2023-02-27

Run ML models locally on devices or in the browser

Intro

Machine Learning or ML for short is a hot topic nowadays. You can see all big companies releasing huge models that allow us to do neverseen before things, generate an image from text, get an answer to your question.

When you look at the examples you can find a lot of material on how to run a model on the server side or on a special hardware. All these models work like a client-server architecture. You submit a data to your server, server analyzes your data and returns the result. With client-server architecture server has full knowledge of everything you send there.

OpenAI generated ML logo
OpenAI generated ML logo

There is a new upcoming wave of local-first software and end-to-end encrypted (E2EE) applications. They too could benefit from using ML. How do we protect users' data?

The answer to this problem is simple: Just run the model locally.

The answer is simple but the solution is not. How would you run your model on every device? As it turns out there are several solutions. Let's start with the most obvious.

Google MLkit

One solution that is highly popular on mobile devices is Google MLkit. It provides a good set of models and runs on Android and iOS.

What if you want to have a desktop application? For desktops you can link tensorflow but then you will need to find a different model. What if you have a browser app? Then there is privacy concert with Google's library. It is closed source.

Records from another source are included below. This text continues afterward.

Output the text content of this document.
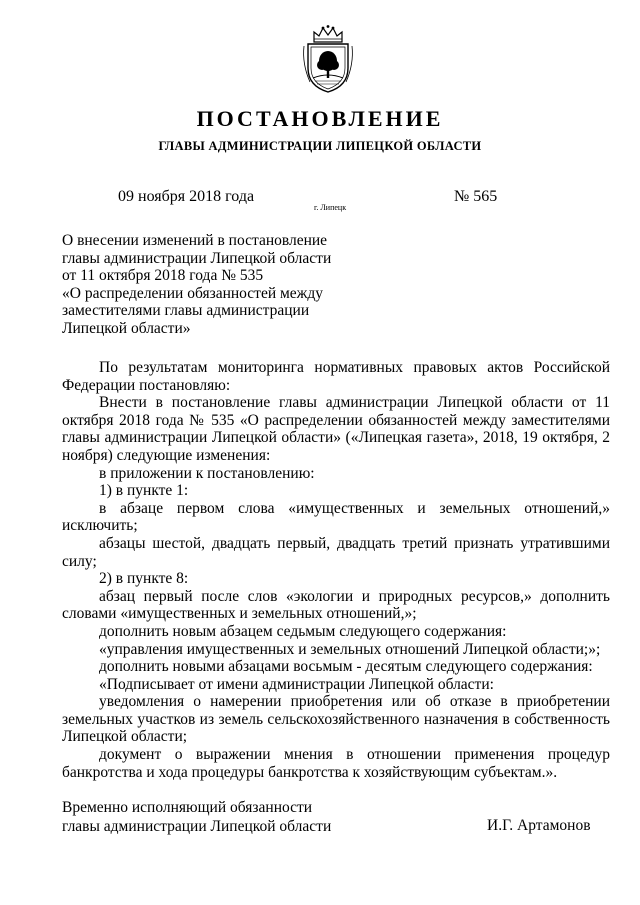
ПОСТАНОВЛЕНИЕ
ГЛАВЫ АДМИНИСТРАЦИИ ЛИПЕЦКОЙ ОБЛАСТИ
09 ноября 2018 года
г. Липецк
№ 565
О внесении изменений в постановление
главы администрации Липецкой области
от 11 октября 2018 года № 535
«О распределении обязанностей между
заместителями главы администрации
Липецкой области»
По результатам мониторинга нормативных правовых актов Российской Федерации постановляю:
Внести в постановление главы администрации Липецкой области от 11 октября 2018 года № 535 «О распределении обязанностей между заместителями главы администрации Липецкой области» («Липецкая газета», 2018, 19 октября, 2 ноября) следующие изменения:
в приложении к постановлению:
1) в пункте 1:
в абзаце первом слова «имущественных и земельных отношений,» исключить;
абзацы шестой, двадцать первый, двадцать третий признать утратившими силу;
2) в пункте 8:
абзац первый после слов «экологии и природных ресурсов,» дополнить словами «имущественных и земельных отношений,»;
дополнить новым абзацем седьмым следующего содержания:
«управления имущественных и земельных отношений Липецкой области;»;
дополнить новыми абзацами восьмым - десятым следующего содержания:
«Подписывает от имени администрации Липецкой области:
уведомления о намерении приобретения или об отказе в приобретении земельных участков из земель сельскохозяйственного назначения в собственность Липецкой области;
документ о выражении мнения в отношении применения процедур банкротства и хода процедуры банкротства к хозяйствующим субъектам.».
Временно исполняющий обязанности
главы администрации Липецкой области	И.Г. Артамонов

ML Kit does not send that data to Google servers.

While it doesn't collect your data it collects how you use the library.

The ML Kit APIs may contact Google servers from time to time in order to receive things like bug fixes, updated models and hardware accelerator compatibility information. The ML Kit APIs also send metrics about the performance and utilization of the APIs in your app to Google. Google uses this metrics data to measure performance, debug, maintain and improve the APIs, and detect misuse or abuse, as further described in our Privacy Policy.

You are responsible for informing users of your app about Google’s processing of ML Kit metrics data as required by applicable law.

Do we have any other options?

ONNX Runtime

As it turns out we have: ONNX Runtime. You can run ONNX runtime everywhere: Windows, Linux, Mac, Android, iOS and Browser. This truly means that you can build cross-platform applications with it and run models locally.

Mobile Net Piano result
MobileNet example identifying a piano

You can play around with interactive examples on this page.

As for the models ONNX also provides a catalog of pre-built models, called ONNX Model Zoo. The catalog is rather limited though. For a decent entry-level tutorial you can follow: https://onnxruntime.ai/docs/tutorials/web/classify-images-nextjs-github-template.html

A catch

There is a trade-off between model results and a model size. For example MobileNet model identifies only 1000 labels. This means you might not always get good results.

Mobile Net piano results
MobileNet test results

Take a look at one image that I took. Every label is a miss...

This only highlights the performance of a MobileNet model. ONNX Runtime can execute other models that could provide better results. It is up to you to pick the model that suits your needs.

tract

One great thing about ONNX is: it is a standard. It means you can implement your own runner if you need to. One alternative runner is tract. It is a Rust crate that you can just import. No need to deal with C++ and linking if you don't want to or if you are building an app using Rust.

You can continue using your existing ONNX models with tract.